At times she appeared distracted and would disappear for hours at a time. I would panic, call everyone on her rolodex (she kept one at her side of the bed; it felt antiquated) and collapse on the bed, still awake when she'd stroll in at two in the morning, poo-pooing all of my paranoia.

One day she didn't come back.

I came home after a robust day of sales. Sharon had all sorts of strategies for increasing volume at the store, all of which were quite successful and resulted in the arrival of brokers, along with the shallow-tipped money that followed. Turns out they couldn't wait for the new titles from the publishers and they increased sales by the just-enough-to-realize-60-percent it took to generously land in the financial category of black.

Ben,

It's been fun, honey, but we both knew it wouldn't last.

I'll think of you more often than you'll ever know.

– Val

But I never knew she was a writer. I learned this eventually, as the latest issue of a title that nobody reads, "Tales for the Dumped Volume Seven," was released a month after the note. Volumes one through six didn't sell at all and I had to send all but one copy back to the distributor. (My ex-girlfriend borrowed the lone issue which I subsequently had to purchase.)
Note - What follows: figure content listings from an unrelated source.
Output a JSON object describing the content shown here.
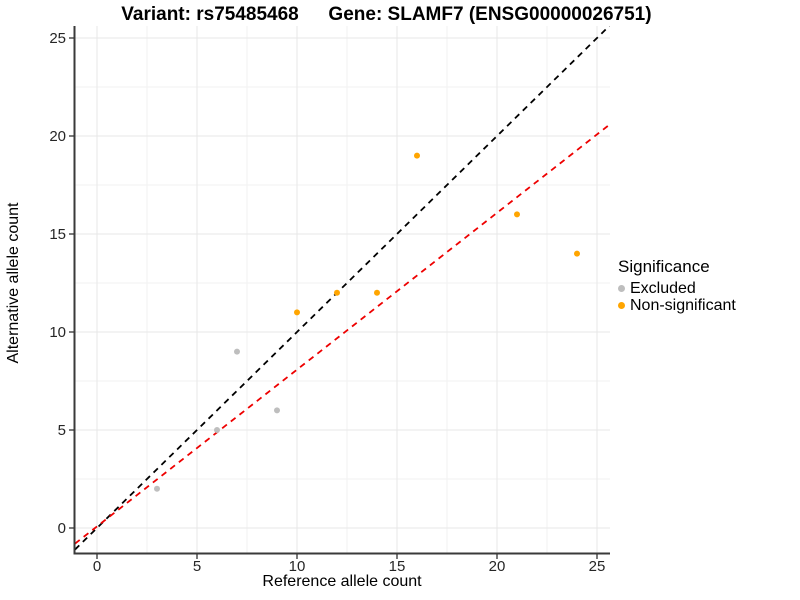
{
  "chart_data": {
    "type": "scatter",
    "title_left": "Variant: rs75485468",
    "title_right": "Gene: SLAMF7 (ENSG00000026751)",
    "xlabel": "Reference allele count",
    "ylabel": "Alternative allele count",
    "xlim": [
      -1.1,
      25.65
    ],
    "ylim": [
      -1.3,
      25.6
    ],
    "x_ticks": [
      0,
      5,
      10,
      15,
      20,
      25
    ],
    "y_ticks": [
      0,
      5,
      10,
      15,
      20,
      25
    ],
    "x_minor_gridlines": [
      2.5,
      7.5,
      12.5,
      17.5,
      22.5
    ],
    "y_minor_gridlines": [
      2.5,
      7.5,
      12.5,
      17.5,
      22.5
    ],
    "grid": "major+minor",
    "legend": {
      "title": "Significance",
      "position": "right",
      "items": [
        {
          "label": "Excluded",
          "color": "#BEBEBE"
        },
        {
          "label": "Non-significant",
          "color": "#FFA500"
        }
      ]
    },
    "series": [
      {
        "name": "Excluded",
        "color": "#BEBEBE",
        "points": [
          [
            3,
            2
          ],
          [
            6,
            5
          ],
          [
            7,
            9
          ],
          [
            9,
            6
          ]
        ]
      },
      {
        "name": "Non-significant",
        "color": "#FFA500",
        "points": [
          [
            10,
            11
          ],
          [
            12,
            12
          ],
          [
            14,
            12
          ],
          [
            16,
            19
          ],
          [
            21,
            16
          ],
          [
            24,
            14
          ]
        ]
      }
    ],
    "lines": [
      {
        "name": "identity-line",
        "color": "#000000",
        "style": "dashed",
        "intercept": 0,
        "slope": 1
      },
      {
        "name": "fit-line",
        "color": "#EE0000",
        "style": "dashed",
        "intercept": 0.08,
        "slope": 0.8
      }
    ]
  }
}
The whole story was chronicled in those tales: how, seemingly by accident, she wandered into the all-male dive that was my store and how she was trying on a different outfit, one where she dated "heartfelt guys," as she put it, and decided momentarily to "step down from the high-profiled corporate types."

There was even an image of me, which closely resembled the poster that still hangs on the wall of my shop.

Looking back, it seems fitting – like she was sent along to pluck me out of my daily existence just long enough for me to understand how slow my life was up to that point.

And I still see her, or at least I think I do. The panels of "Tales for the Dumped Volume Seven" make it seem like I wasn't the only one.

But sitting there, in the Honda and watching her coil her finger around the iron telephone cable, I wonder who she's calling.

Is it a customer who unwittingly will be scammed out of overage fees? Or a future lover, ready to become another episode in a series that continues not to sell, mocking me from that area in the back of the store, where we first met, while staring at my mirrored reflection?